Naar hele systeem kijken
Deze maatregelen voorkomen vestiging en vermeerdering van een onkruid, ziekte of plaag zoveel mogelijk, of ze verminderen de impact ervan op het gewas. Ze worden aangevuld met (beslissings)ondersteunende maatregelen. Bij de ICM-aanpak draait het om het zo goed mogelijk afstemmen van teeltmaatregelen, voor de huidige en voor de toekomstige gewassen binnen het bouwplan, met zo weinig mogelijk gewasbeschermingsmiddelen.
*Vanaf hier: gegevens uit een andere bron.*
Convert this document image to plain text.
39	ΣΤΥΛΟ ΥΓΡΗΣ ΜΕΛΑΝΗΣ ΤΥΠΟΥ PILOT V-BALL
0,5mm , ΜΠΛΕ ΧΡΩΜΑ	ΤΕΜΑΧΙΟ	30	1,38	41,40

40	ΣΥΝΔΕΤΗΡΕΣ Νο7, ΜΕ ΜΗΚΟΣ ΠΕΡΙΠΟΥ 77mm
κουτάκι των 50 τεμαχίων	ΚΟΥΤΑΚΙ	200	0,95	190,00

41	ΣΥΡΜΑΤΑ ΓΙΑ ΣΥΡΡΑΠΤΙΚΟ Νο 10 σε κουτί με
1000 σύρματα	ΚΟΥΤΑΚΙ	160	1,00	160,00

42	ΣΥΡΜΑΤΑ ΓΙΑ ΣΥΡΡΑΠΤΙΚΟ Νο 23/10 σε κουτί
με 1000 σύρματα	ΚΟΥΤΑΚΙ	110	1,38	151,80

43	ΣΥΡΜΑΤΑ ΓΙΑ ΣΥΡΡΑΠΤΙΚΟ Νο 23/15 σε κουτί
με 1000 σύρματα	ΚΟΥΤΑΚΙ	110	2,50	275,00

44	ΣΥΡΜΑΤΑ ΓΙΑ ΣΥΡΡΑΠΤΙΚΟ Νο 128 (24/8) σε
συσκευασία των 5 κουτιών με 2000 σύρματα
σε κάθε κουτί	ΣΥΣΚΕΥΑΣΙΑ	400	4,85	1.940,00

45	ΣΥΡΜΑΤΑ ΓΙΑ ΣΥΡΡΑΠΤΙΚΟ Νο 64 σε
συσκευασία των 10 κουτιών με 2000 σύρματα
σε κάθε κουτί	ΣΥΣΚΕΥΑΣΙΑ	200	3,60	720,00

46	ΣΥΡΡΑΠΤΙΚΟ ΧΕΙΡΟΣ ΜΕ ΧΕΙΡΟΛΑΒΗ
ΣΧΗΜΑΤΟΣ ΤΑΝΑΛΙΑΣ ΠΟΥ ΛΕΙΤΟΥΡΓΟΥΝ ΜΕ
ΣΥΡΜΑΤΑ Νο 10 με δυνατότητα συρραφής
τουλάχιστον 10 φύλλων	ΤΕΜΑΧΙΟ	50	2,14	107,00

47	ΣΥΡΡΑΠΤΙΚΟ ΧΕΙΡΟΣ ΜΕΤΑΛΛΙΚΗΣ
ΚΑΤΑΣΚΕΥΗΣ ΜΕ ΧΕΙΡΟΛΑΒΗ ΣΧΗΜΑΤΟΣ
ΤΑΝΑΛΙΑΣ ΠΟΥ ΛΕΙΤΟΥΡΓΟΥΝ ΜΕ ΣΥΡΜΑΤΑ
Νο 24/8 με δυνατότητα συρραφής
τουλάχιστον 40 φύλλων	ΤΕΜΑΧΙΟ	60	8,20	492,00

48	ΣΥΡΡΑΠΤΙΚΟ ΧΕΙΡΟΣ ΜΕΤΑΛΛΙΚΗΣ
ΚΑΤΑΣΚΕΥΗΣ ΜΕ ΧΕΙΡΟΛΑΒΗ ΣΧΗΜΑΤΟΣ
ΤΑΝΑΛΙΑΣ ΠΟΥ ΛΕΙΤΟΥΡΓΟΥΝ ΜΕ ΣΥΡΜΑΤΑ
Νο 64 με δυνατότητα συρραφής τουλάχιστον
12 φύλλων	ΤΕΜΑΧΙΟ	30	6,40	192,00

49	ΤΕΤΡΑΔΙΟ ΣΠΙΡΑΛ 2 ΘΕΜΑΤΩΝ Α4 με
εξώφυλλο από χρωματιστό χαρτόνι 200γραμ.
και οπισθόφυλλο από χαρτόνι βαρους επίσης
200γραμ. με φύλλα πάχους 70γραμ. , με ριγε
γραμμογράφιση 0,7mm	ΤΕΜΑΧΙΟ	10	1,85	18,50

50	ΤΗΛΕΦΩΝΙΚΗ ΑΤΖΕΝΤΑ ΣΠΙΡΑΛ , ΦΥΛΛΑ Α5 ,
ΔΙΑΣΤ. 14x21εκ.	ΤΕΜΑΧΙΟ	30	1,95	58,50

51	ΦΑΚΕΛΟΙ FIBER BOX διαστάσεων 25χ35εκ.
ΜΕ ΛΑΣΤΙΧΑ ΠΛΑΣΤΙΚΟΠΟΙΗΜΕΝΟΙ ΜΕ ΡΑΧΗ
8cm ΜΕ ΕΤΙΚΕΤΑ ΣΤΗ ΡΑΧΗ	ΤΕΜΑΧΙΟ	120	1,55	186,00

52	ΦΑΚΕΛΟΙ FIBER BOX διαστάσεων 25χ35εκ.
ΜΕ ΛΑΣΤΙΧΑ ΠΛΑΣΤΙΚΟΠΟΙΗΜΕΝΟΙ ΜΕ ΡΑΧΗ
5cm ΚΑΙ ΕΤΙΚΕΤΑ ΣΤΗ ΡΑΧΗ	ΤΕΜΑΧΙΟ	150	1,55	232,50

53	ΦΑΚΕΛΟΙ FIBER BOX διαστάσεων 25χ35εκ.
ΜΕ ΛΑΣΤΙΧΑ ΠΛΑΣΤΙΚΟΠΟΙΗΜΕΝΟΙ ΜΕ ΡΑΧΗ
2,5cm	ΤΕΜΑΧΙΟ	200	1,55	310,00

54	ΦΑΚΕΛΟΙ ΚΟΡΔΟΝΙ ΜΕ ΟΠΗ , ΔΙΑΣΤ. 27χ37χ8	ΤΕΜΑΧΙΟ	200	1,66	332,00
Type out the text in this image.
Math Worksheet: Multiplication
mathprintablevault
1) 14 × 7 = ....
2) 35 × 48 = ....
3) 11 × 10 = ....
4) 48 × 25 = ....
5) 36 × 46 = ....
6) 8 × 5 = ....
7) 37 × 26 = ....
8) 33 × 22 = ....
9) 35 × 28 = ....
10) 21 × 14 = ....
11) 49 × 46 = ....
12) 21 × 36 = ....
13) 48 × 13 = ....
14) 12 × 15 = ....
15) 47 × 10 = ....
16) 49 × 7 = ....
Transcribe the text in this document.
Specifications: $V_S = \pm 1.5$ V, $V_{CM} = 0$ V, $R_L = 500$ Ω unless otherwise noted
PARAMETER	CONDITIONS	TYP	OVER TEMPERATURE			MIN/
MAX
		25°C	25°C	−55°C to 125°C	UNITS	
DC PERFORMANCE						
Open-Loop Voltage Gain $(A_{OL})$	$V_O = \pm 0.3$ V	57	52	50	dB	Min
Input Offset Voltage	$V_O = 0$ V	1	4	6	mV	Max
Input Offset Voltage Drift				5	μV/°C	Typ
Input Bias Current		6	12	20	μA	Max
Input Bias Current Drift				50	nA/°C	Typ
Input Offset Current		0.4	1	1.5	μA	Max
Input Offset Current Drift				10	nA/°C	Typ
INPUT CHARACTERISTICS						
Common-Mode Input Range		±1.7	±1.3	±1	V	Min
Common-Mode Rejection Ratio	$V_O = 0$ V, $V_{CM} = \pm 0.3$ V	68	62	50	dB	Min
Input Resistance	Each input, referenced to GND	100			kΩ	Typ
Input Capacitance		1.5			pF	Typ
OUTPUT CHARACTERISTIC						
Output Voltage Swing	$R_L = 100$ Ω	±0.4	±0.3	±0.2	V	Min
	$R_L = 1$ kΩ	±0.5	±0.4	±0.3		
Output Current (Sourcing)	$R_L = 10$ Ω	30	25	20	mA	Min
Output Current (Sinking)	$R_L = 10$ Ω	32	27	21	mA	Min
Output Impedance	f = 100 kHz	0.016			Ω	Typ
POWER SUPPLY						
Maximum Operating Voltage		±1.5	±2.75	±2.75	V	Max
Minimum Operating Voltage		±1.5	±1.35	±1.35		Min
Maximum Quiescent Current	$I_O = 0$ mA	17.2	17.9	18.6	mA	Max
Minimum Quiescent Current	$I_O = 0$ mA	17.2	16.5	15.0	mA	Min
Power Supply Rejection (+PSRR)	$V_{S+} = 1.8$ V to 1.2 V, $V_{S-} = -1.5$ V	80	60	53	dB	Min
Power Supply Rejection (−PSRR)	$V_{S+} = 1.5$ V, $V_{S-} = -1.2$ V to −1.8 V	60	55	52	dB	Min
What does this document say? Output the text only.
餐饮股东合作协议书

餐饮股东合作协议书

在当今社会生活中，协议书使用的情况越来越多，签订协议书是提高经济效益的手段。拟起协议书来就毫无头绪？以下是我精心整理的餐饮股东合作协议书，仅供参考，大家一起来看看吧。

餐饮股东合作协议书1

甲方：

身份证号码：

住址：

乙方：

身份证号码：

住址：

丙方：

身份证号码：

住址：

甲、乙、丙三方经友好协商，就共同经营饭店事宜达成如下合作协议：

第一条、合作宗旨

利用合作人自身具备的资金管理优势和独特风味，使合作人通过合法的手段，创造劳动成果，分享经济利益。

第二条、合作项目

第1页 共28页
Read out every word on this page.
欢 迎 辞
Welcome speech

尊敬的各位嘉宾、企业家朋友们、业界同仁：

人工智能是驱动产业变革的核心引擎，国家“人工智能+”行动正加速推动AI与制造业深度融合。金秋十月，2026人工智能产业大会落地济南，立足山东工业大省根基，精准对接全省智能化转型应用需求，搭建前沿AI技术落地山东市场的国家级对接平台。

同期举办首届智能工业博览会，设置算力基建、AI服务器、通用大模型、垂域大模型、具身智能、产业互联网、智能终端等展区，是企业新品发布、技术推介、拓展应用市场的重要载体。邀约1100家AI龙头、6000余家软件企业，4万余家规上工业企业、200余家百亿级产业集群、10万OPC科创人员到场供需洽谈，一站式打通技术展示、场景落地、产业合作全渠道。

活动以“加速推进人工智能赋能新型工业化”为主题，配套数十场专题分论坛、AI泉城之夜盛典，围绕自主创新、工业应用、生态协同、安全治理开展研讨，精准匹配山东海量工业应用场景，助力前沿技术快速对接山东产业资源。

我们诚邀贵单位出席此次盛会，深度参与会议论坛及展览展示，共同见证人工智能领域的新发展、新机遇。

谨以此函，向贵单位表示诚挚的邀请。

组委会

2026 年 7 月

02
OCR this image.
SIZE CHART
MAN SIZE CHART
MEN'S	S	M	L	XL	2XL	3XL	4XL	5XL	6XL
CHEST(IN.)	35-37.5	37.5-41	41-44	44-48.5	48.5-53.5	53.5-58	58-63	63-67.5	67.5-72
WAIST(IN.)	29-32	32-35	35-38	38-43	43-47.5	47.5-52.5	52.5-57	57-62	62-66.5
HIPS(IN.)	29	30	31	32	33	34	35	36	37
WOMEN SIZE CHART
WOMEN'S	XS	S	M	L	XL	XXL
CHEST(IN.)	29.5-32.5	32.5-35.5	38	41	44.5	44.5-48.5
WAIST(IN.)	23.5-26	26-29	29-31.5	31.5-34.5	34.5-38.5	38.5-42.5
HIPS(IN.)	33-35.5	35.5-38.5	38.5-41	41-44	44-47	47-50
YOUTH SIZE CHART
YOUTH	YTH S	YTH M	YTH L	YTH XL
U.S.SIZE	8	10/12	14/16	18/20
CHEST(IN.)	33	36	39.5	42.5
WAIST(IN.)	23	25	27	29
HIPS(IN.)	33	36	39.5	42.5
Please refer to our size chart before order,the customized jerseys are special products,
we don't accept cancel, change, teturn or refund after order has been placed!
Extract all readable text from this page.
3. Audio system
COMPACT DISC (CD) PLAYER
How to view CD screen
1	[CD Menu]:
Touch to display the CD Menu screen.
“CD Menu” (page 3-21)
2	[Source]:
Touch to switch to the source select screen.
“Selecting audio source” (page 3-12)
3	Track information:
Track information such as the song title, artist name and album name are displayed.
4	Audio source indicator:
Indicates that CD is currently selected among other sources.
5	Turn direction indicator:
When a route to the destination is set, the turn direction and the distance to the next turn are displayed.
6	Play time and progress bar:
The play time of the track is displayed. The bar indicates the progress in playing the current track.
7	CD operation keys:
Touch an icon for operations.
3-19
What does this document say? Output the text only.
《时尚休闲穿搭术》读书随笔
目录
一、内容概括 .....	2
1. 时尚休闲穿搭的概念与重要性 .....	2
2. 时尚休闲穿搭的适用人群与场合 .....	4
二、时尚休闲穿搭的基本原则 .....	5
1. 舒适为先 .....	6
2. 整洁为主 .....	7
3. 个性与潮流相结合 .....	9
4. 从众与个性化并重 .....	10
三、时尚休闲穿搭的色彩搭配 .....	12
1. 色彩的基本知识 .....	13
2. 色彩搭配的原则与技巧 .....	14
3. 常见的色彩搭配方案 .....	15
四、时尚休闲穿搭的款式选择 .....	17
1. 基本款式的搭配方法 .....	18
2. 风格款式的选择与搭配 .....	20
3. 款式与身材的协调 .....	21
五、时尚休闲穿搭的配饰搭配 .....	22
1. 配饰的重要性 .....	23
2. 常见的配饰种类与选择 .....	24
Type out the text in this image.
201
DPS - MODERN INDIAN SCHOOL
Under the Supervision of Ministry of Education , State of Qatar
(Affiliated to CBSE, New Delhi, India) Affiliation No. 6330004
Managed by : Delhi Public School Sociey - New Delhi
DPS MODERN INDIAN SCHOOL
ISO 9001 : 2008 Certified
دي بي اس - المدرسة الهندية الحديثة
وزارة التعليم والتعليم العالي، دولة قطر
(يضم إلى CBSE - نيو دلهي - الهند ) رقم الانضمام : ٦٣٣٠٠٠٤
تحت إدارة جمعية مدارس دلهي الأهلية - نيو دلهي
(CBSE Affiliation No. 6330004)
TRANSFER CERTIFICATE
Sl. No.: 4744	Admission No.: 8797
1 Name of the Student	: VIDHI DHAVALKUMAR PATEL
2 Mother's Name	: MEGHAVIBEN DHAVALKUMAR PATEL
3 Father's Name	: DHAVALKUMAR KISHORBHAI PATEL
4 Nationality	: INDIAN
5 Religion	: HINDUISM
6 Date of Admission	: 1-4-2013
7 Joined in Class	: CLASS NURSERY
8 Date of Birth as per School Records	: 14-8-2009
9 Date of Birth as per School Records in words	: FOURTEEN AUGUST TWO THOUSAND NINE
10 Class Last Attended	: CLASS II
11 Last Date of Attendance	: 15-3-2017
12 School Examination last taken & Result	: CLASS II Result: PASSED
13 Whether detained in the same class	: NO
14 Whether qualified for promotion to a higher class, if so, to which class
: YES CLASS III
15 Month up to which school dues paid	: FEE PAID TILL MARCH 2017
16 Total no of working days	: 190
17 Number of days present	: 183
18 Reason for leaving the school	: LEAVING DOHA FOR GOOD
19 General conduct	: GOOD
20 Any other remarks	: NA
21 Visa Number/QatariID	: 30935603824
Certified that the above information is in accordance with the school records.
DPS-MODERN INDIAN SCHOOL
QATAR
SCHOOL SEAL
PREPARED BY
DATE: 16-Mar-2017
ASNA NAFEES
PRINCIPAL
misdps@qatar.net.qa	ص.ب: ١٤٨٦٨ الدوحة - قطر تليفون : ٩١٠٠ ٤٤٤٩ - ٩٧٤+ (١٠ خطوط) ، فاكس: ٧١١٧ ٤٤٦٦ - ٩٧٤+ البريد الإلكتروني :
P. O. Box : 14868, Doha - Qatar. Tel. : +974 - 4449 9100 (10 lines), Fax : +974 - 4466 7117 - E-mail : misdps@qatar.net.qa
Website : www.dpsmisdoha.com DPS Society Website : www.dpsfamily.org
ICM betekent naar het hele systeem kijken om weerbaar te kunnen telen. Het gaat niet meer om één vast spuitschema, maar om verschillende maatregelen die een teler neemt om zijn gewas gezond te houden. Kortom, een andere aanpak, waar je als akkerbouwer mee moet leren werken.
ICM versus referentie
Bij proefboerderij Vredepeel (LB) is samen met de partners BO Akkerbouw, Agrifirm, IRS, Topsector Agri & Food, Artemis, CZAV, Geersing Potato Specialist, Oro Agri, Cebeco, Syngenta, UPL, Bayer, LambWeston, Ecostyle en HZPC een grote proef aangelegd. Daarin wordt ICM vergeleken met de referentieaanpak. In de referentieaanpak wordt gewerkt volgens de dagelijkse praktijk en met alle toegelaten gewasbeschermingsmiddelen.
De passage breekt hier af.